What We Do

IEJ conducts research, provides policy analysis, and facilitates dialogue to advance concrete policy pathways towards energy justice. We partner with frontline organizing groups and allies who are striving for universal access to affordable, renewable, and democratically managed energy.

Policy Research and Resource Development

Conducting research to inform the development of a range of resources, such as policy tools and best practices, accessible to both policy advocates and policymakers

  • Core Law, Policy, and Regulatory Research: Conducting research in partnership with a diverse set of scholars, frontline energy justice leaders, social justice advocates, and civil rights organizations
  • Resource Development and Translation: Translating core research into a range of resources, accessible to advocates and policymakers

Engagement and Capacity Building with Advocates and Policymakers

Collaborating with stakeholders to design and apply IEJ research, resources, and model policies

  • Workshops & Convenings for Advocates: Working with frontline organizations and leaders to collaborate on and co-design the translation of movement goals into IEJ’s resources and tools
  • Train the Trainer Program: Building legal and technical capacity in frontline organizations for engagement in legislative and policy activities at the local and state levels
  • Workshops & Trainings for Policymakers: Convening key policymakers, in collaboration with allied leaders and organizations, to share best practices and model policies

Energy Justice Leadership Development

Building the field of energy justice professionals and leaders

  • Legal & Policy Fellows Program: Delivering a full-time legal & policy fellows program to employ and train top law school graduates, as well as graduates from other programs, to support IEJ research and engagement efforts
  • Student Program:  Training students on energy justice by engaging them in research and policy projects


We cultivate and sustain partnerships with frontline organizing groups and allied advocacy organizations, staying in sync with their organizing and advocacy priorities.


We use a mix of quantitative and qualitative research methods, such as community-based participatory research, that value genuine and meaningful relationships with frontline communities and organizing groups.
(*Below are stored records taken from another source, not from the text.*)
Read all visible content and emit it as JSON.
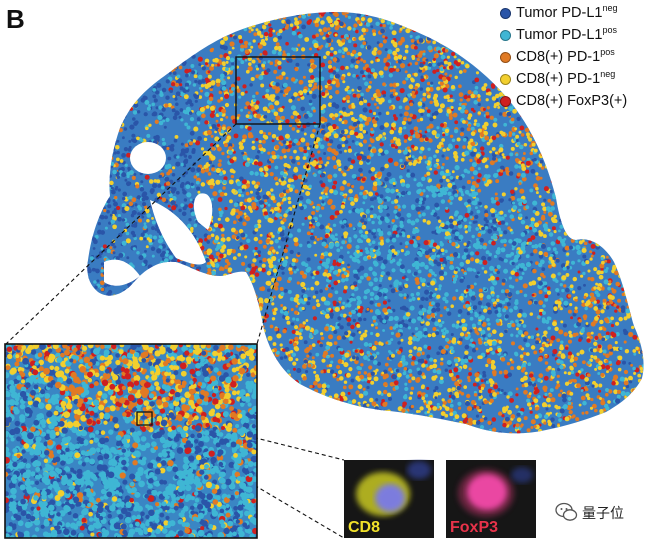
{
  "panel_label": "B",
  "legend": [
    {
      "base": "Tumor PD-L1",
      "sup": "neg",
      "color": "#2a55a8"
    },
    {
      "base": "Tumor PD-L1",
      "sup": "pos",
      "color": "#3fb6d4"
    },
    {
      "base": "CD8(+) PD-1",
      "sup": "pos",
      "color": "#e07a24"
    },
    {
      "base": "CD8(+) PD-1",
      "sup": "neg",
      "color": "#f2cf2e"
    },
    {
      "base": "CD8(+) FoxP3(+)",
      "sup": "",
      "color": "#cf2020"
    }
  ],
  "thumbnails": [
    {
      "label": "CD8",
      "label_color": "#f2e22a"
    },
    {
      "label": "FoxP3",
      "label_color": "#e8334a"
    }
  ],
  "watermark": {
    "text": "量子位",
    "icon": "wechat-bubble-icon"
  }
}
We facilitate dialogue among frontline organizing groups and allied advocacy organizations to coordinate strategy, share policy analysis, and build capacity for energy justice advocacy.

Policy/Issue Areas

Community Benefits and Governance

To advance policy that centers on energy justice, it is critical that communities experience material benefits from the energy system and have decision-making authority over energy infrastructure. Benefits can include monetary payments, pollution remediation, infrastructure investment, jobs programs, and health improvements; policy interventions that account for, track, and allocate benefits are key to policy change. Some countless strategies and structures attempt to center community decision-making and benefits, with as many successes, failures, and lessons learned. IEJ researches and evaluates these structures to supply our partners with the necessary tools and knowledge to design policy interventions and apply best practices in community benefits allocation and democratic governance structures. 

Utility Justice

In the U.S., the primary model of electricity provision is to carve up geographic territories and allow one utility to operate a regulated monopoly in that region. The existing utility system has proved to be a consistent barrier to advancing universal access to affordable, renewable, and democratically managed energy. IEJ advances alternatives to conventional utility business models, such as community choice aggregation, municipal utilities, public power policies, and other policy solutions to advance energy justice.

Clean Energy Policy Implementation

Clean energy policies can advance energy justice through the equitable deployment of renewables but also have the potential to promote false solutions to climate change that embed inequity and existing power structures. IEJ focuses on long-term state and federal energy policy evaluation projects to highlight best practices/energy justice wins in the policy realm and identify opportunities for policy improvements. IEJ creates and applies evaluation frameworks in collaboration with partner organizations to analyze existing clean energy and energy justice policies.